What Is a Contrarian?
Contrarian investing is an investment style in which investors purposefully go against prevailing market trends by selling when others are buying, and buying when most investors are selling.
Contrarian investors believe that people who say the market is going up do so only when they are fully invested and have no further purchasing power. At this point, the market is at a peak. So, when people predict a downturn, they have already sold out, and the market can only go up at this point.

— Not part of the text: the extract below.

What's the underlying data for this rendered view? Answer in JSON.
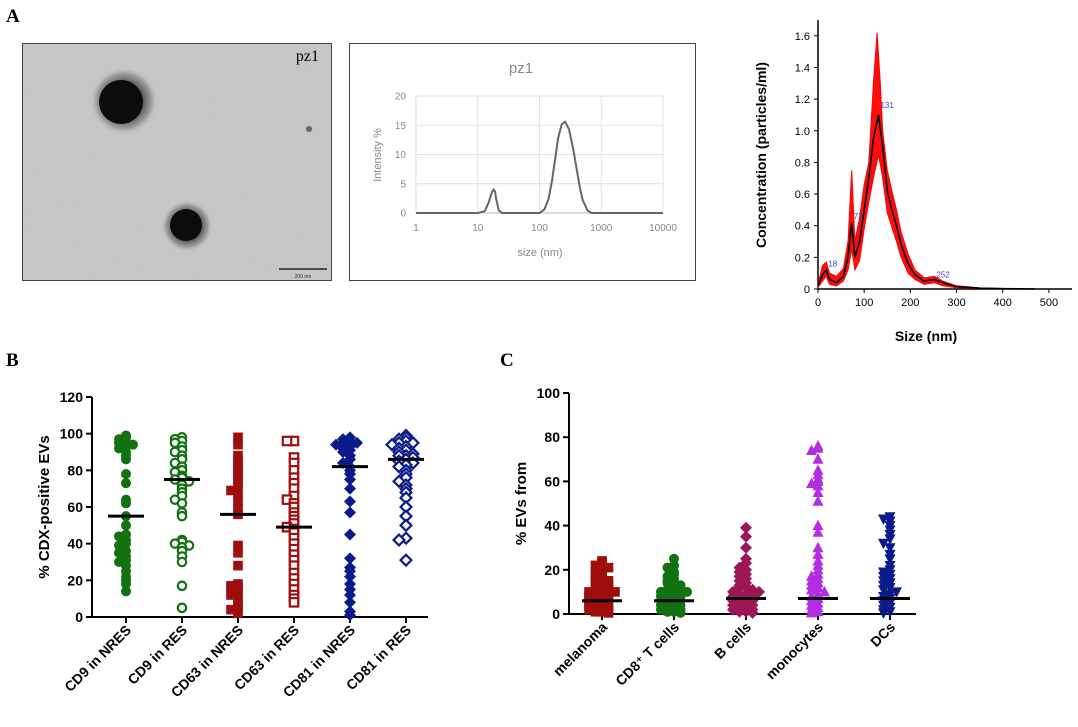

What Is Contrarian Investing?
Understanding Contrarian Strategy
Contrarian investing is, as the name implies, a strategy that involves going against the grain of investor sentiment at a given time. The principles behind contrarian investing can be applied to individual stocks, an industry as a whole or even entire markets. A contrarian investor enters the market when others are feeling negative about it. The contrarian believes the value of the market or stock is below its intrinsic value and thus represents an opportunity. In essence, an abundance of pessimism among other investors has pushed the price of the stock below what it should be, and the contrarian investor will buy that before the broader sentiment returns and the share prices rebounds.
According to David Dreman, contrarian investor and author of Contrarian Investment Strategies: The Next Generation, investors overreact to news developments and overprice "hot" stocks and underestimate the earnings of distressed stocks. This overreaction results in limited upward price movement and steep falls for stocks that are "hot" and leaves room for the contrarian investor to choose underpriced stocks.
Contrarian investors often target distressed stocks and then sell them once the share price has recovered and other investors begin targeting the company as well. Contrarian investing is built around the idea that the herd instinct that can take control of market direction doesn't make for good investing strategy. However, this sentiment can lead to missing out on gains if broad bullish sentiment in the markets proves true, leading to market gains even as contrarians have already sold their positions. Similarly, an undervalued stock targeted by contrarians as an investment opportunity may remain undervalued if the market sentiment remains bearish.
Contrarian Investing vs Value Investing
Contrarian investing is similar to value investing because both value and contrarian investors look for stocks whose share price is lower than the intrinsic value of the company. Value investors generally believe that the market overreacts to good and bad news, so they believe that stock price movements in the short term don’t correspond to a company's long-term fundamentals.
Many value investors hold that there is a fine line between value investing and contrarian investing, since both strategies look for undervalued securities to turn a profit based on their reading of the current market sentiment.
- Contrarian investing is an investment strategy that involves bucking against existing market trends to generate profits.
- Contrarian investors typically seek out distressed stocks or short existing market trends in a bull market focused on "hot" stocks that receive media attention or prevailing market dynamics.
Examples of Contrarian Investors
The most prominent example of a contrarian investor is Warren Buffett. "Be fearful when others are greedy, and greedy when others are fearful" is one of his most famous quotes and sums up his approach to contrarian investing. At the height of the 2008 financial crisis, when markets were tumbling amidst a wave of bankruptcy filings, Buffett counseled investors to buy American stocks. As example, he purchased equities for American companies, including investment bank Goldman Sachs Group, Inc. (GS). Ten years later, his advice proved to be correct. The S&P 500 was up by 130 percent and Goldman's stock had jumped by approximately 196 percent.
Michael Burry, a California-based neurologist-turned-hedge fund owner, is another example of a contrarian investor. Through his research in 2005, Burry determined that the subprime market was mispriced and overheated. His hedge fund Scion Capital shorted the riskiest parts of the subprime mortgage market and profited from them. His story was written up into a book, The Big Short, by Michael Lewis and has been made into a movie of the same name.